Después de pasar por las doce casas, llego hasta el templo principal donde se encontraban Shion y Saori, acompañados por Seiya e Ikki, quienes también estaban ahí, solo que seiya ya tenía un tiempo en el santuario mientras que ikki recién llegaba. Les contó lo que sucedió en la mansión y después de hablar un rato, pregunto si shun estaba con ellos, pero claro el no estaba ahí, así que les comento que se había ido sin avisar y se llevo toda su ropa.
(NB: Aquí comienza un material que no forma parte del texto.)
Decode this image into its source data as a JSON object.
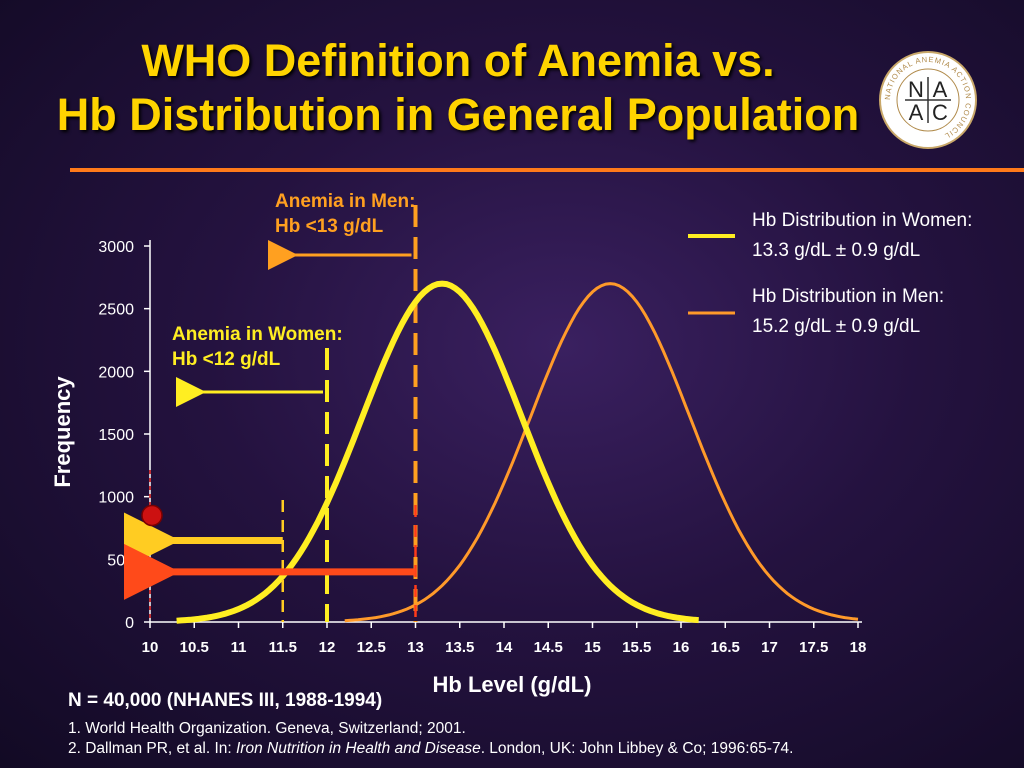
{
  "slide": {
    "title_line1": "WHO Definition of Anemia vs.",
    "title_line2": "Hb Distribution in General Population",
    "logo_text": "NAAC",
    "logo_letters": [
      "N",
      "A",
      "A",
      "C"
    ],
    "logo_ring_text": "NATIONAL ANEMIA ACTION COUNCIL"
  },
  "chart_data": {
    "type": "line",
    "xlabel": "Hb Level (g/dL)",
    "ylabel": "Frequency",
    "xlim": [
      10,
      18
    ],
    "ylim": [
      0,
      3000
    ],
    "x_ticks": [
      "10",
      "10.5",
      "11",
      "11.5",
      "12",
      "12.5",
      "13",
      "13.5",
      "14",
      "14.5",
      "15",
      "15.5",
      "16",
      "16.5",
      "17",
      "17.5",
      "18"
    ],
    "y_ticks": [
      "0",
      "500",
      "1000",
      "1500",
      "2000",
      "2500",
      "3000"
    ],
    "grid": false,
    "series": [
      {
        "name": "Hb Distribution in Women:",
        "stats": "13.3 g/dL ± 0.9 g/dL",
        "mean": 13.3,
        "sd": 0.9,
        "peak": 2700,
        "x_range": [
          10.3,
          16.2
        ],
        "color": "#ffee22"
      },
      {
        "name": "Hb Distribution in Men:",
        "stats": "15.2 g/dL ± 0.9 g/dL",
        "mean": 15.2,
        "sd": 0.9,
        "peak": 2700,
        "x_range": [
          12.2,
          18.0
        ],
        "color": "#ff9a2a"
      }
    ],
    "thresholds": [
      {
        "label_line1": "Anemia in Men:",
        "label_line2": "Hb <13 g/dL",
        "x": 13,
        "color": "#ffa020"
      },
      {
        "label_line1": "Anemia in Women:",
        "label_line2": "Hb <12 g/dL",
        "x": 12,
        "color": "#ffee22"
      }
    ],
    "annotations": {
      "women_marker_x": 11.5,
      "men_marker_x": 13,
      "women_arrow_y": 650,
      "men_arrow_y": 400,
      "point_y": 850
    }
  },
  "footer": {
    "sample": "N = 40,000 (NHANES III, 1988-1994)",
    "ref1": "1. World Health Organization. Geneva, Switzerland; 2001.",
    "ref2_pre": "2. Dallman PR, et al. In: ",
    "ref2_italic": "Iron Nutrition in Health and Disease",
    "ref2_post": ". London, UK: John Libbey & Co; 1996:65-74."
  }
}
Hasta Ikki se sorprendió de la actitud de su hermano, aunque no dijo nada, mientras que Saori y Shion se miraron preocupados; no era bueno no saber nada de el ni donde estaba, y menos después de enterarse que era la reencarnación de Hades. Athena temía por su caballero, y ahora también debían estar alertas de cualquier ataque como el que sucedió en la mansión Kido.
Al enterarse Hyoga de que Shun tampoco estaba en el santuario, se fue de la mansión.